Thursday, May 08, 2008

Air Bags for a Kayak

Inspired by Anton Olsen's flotation bags installed in his daughter's Sea Pup, I decided to make some for the Sea Flea. The air-filled flotation bags fill up the voids in the kayak so that there is less room for water when a mishap occurs. Somewhere I read that there are plans for flotation bags in the Chris Cunningham book, Building the Greenland Kayak, so I ordered it through the local library to have a look. Tom Yost also describes his methods for building flotation bags on his web site. It was Tom's description that I primarily followed. The bag for the bow was made first and I decided to make it out of a single piece of PVC fabric folded in half and glued at the seams. That ended up not working as well as I expected so the stern air bag was made as per Tom Yost's instructions. I should probably have made the stern air bag a bit larger in each dimension as it doesn't quite fill the stern but it's not bad.

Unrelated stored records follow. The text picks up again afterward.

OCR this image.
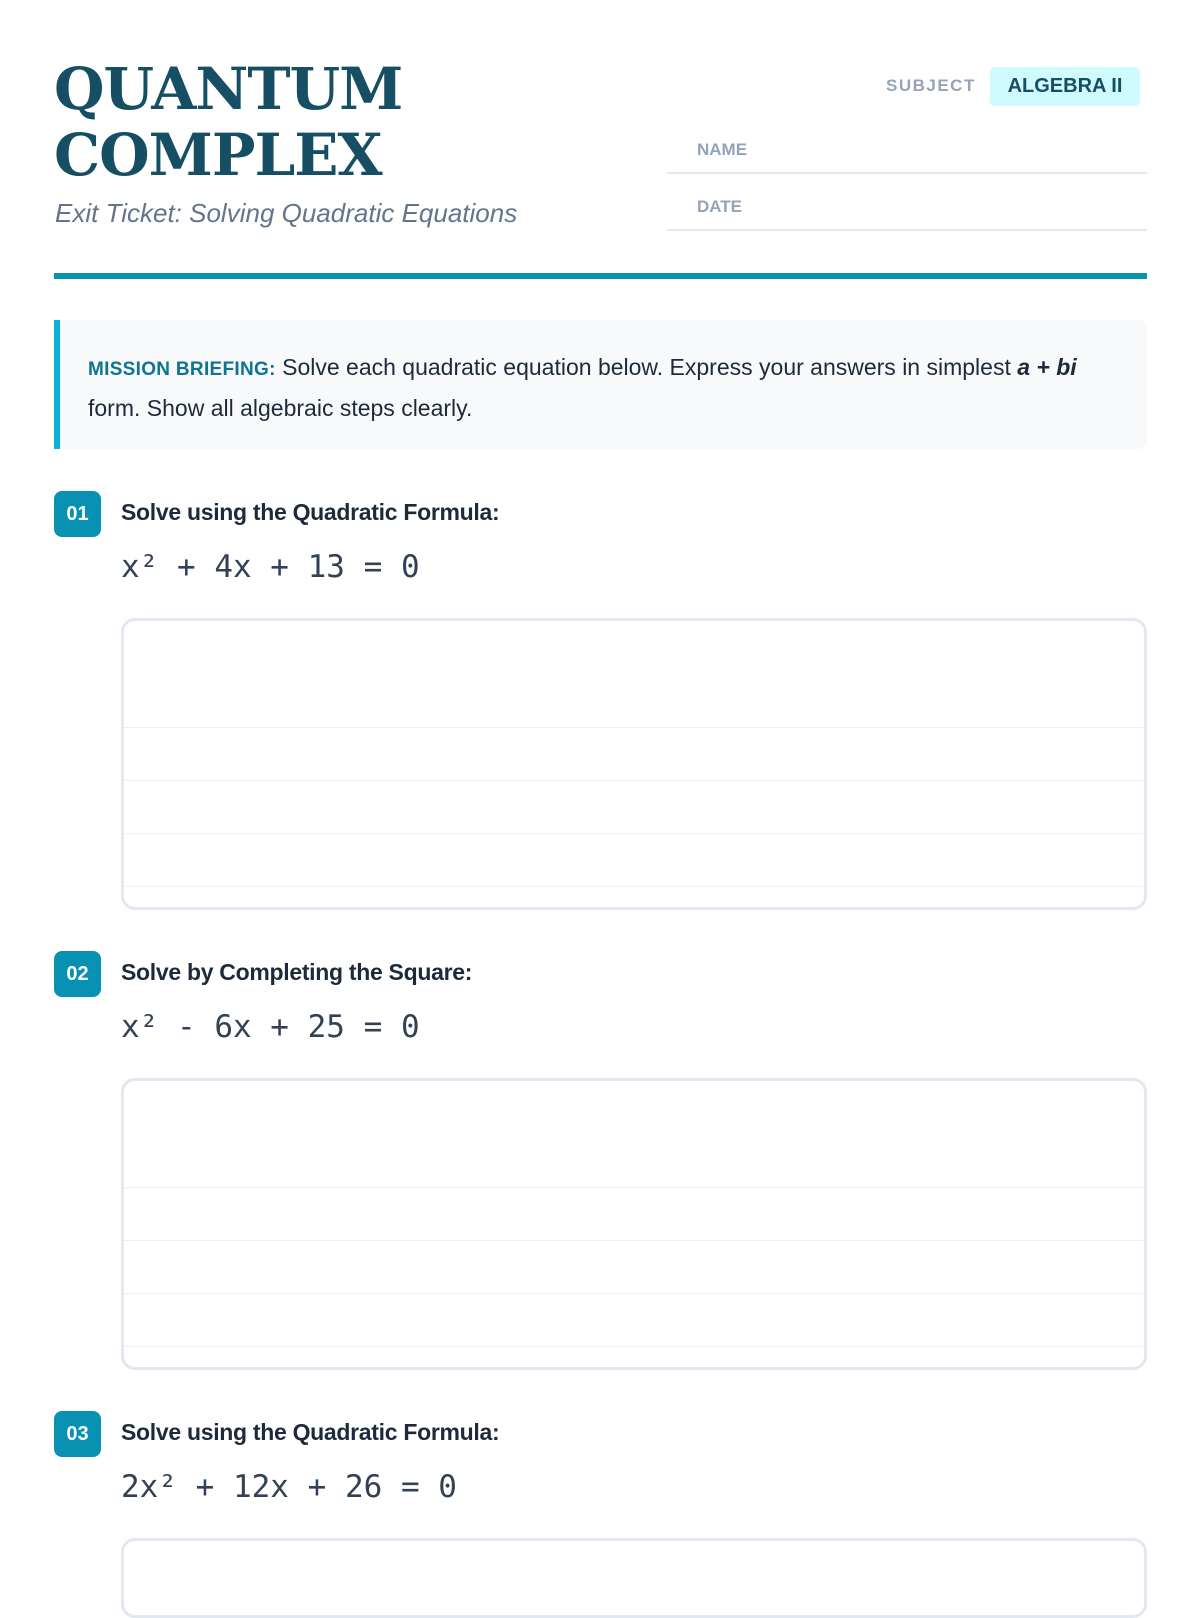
QUANTUM
COMPLEX
Exit Ticket: Solving Quadratic Equations
SUBJECT	ALGEBRA II
NAME
DATE
MISSION BRIEFING: Solve each quadratic equation below. Express your answers in simplest a + bi form. Show all algebraic steps clearly.
01	Solve using the Quadratic Formula:
x² + 4x + 13 = 0
02	Solve by Completing the Square:
x² - 6x + 25 = 0
03	Solve using the Quadratic Formula:
2x² + 12x + 26 = 0
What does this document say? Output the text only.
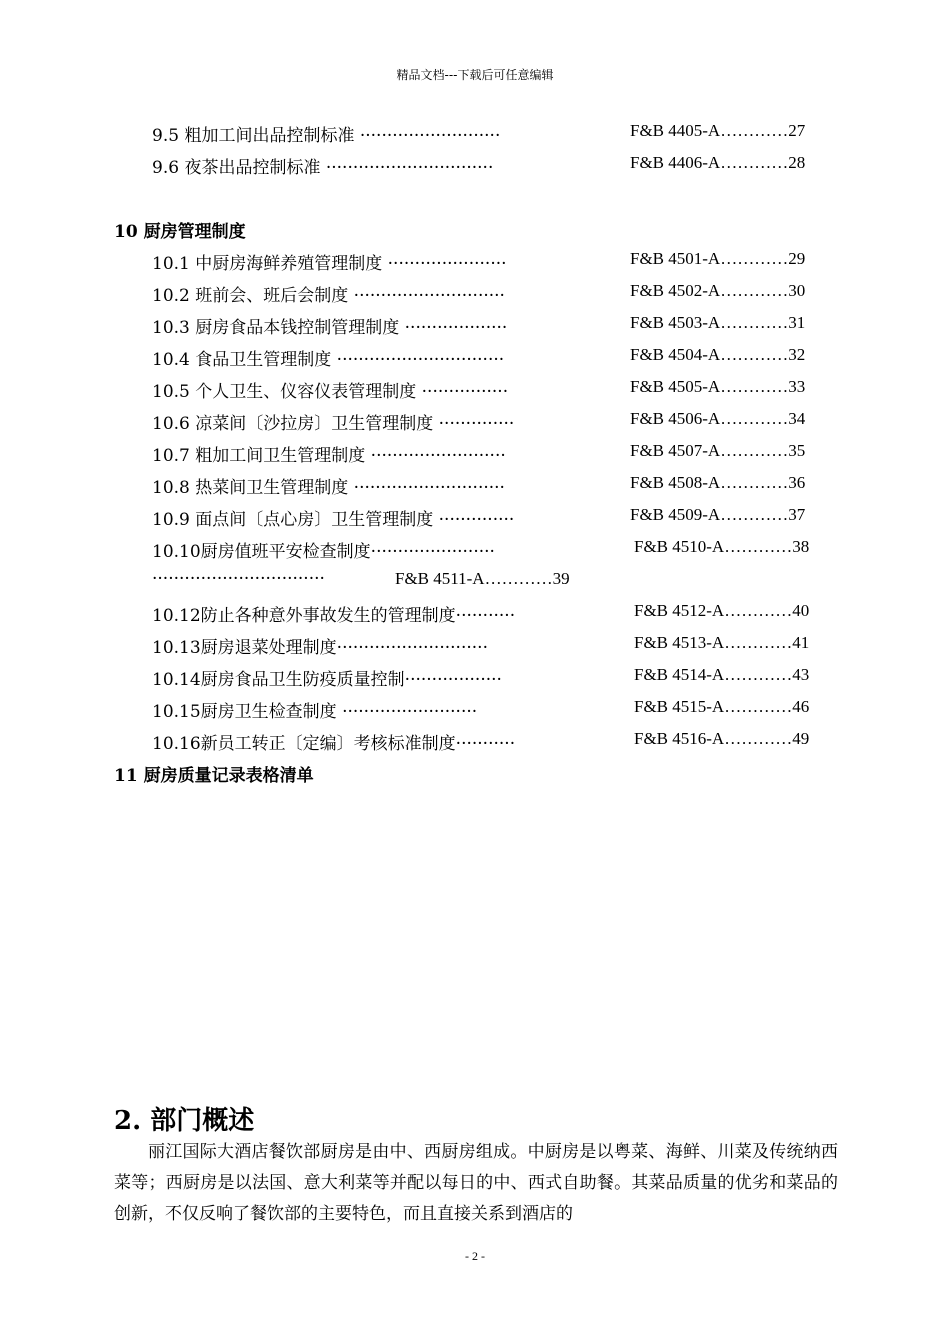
精品文档---下载后可任意编辑
9.5 粗加工间出品控制标准 ··························	F&B 4405-A…………27
9.6 夜茶出品控制标准 ·······························	F&B 4406-A…………28
10 厨房管理制度
10.1 中厨房海鲜养殖管理制度 ······················	F&B 4501-A…………29
10.2 班前会、班后会制度 ····························	F&B 4502-A…………30
10.3 厨房食品本钱控制管理制度 ···················	F&B 4503-A…………31
10.4 食品卫生管理制度 ·······························	F&B 4504-A…………32
10.5 个人卫生、仪容仪表管理制度 ················	F&B 4505-A…………33
10.6 凉菜间〔沙拉房〕卫生管理制度 ··············	F&B 4506-A…………34
10.7 粗加工间卫生管理制度 ·························	F&B 4507-A…………35
10.8 热菜间卫生管理制度 ····························	F&B 4508-A…………36
10.9 面点间〔点心房〕卫生管理制度 ··············	F&B 4509-A…………37
10.10厨房值班平安检查制度·······················	F&B 4510-A…………38
································	F&B 4511-A…………39
10.12防止各种意外事故发生的管理制度···········	F&B 4512-A…………40
10.13厨房退菜处理制度····························	F&B 4513-A…………41
10.14厨房食品卫生防疫质量控制··················	F&B 4514-A…………43
10.15厨房卫生检查制度 ·························	F&B 4515-A…………46
10.16新员工转正〔定编〕考核标准制度···········	F&B 4516-A…………49
11 厨房质量记录表格清单
2. 部门概述

丽江国际大酒店餐饮部厨房是由中、西厨房组成。中厨房是以粤菜、海鲜、川菜及传统纳西菜等；西厨房是以法国、意大利菜等并配以每日的中、西式自助餐。其菜品质量的优劣和菜品的创新，不仅反响了餐饮部的主要特色，而且直接关系到酒店的

- 2 -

Here is a paper template for the bow bag being laid out on the fabric.
My plan was for the seam to be on the bottom, the straight side where the fold is would be at the deck. However, with the seams on the ends, the bag takes on an oval shape in cross section, something I hadn't thought of. This meant that the bag fits properly only with the seam to the side and because of it's shape the end closest to the feet is angled. Oh well. Once glued up, the air bag was set in place. Although the bags are removable, I don't really expect to do so and it's a lot easier to get them in there now before the deck goes on the kayak.

The stern flotation bag is inflated and tested for leaks. The foot brace I am using is a piece of minicell foam cut to size and wedged between the stringers (actually it was a near perfect fit prior to trimming and I mostly just cut the corners off). This chunk of minicell foam is left over from a bunch I ordered from Joe at Redfish kayaks in order to build the seat for the guillemot. As my daughter grows, I can trim the foam down and slide it more forward. Once her legs grow another foot, it will hit the front flotation bag but by then she'll probably be into a kayak that's a bit larger and my younger daughter will be paddling this one. Incidentally, the Chris Cunningham book also includes information about building kid's kayaks, and adding outriggers.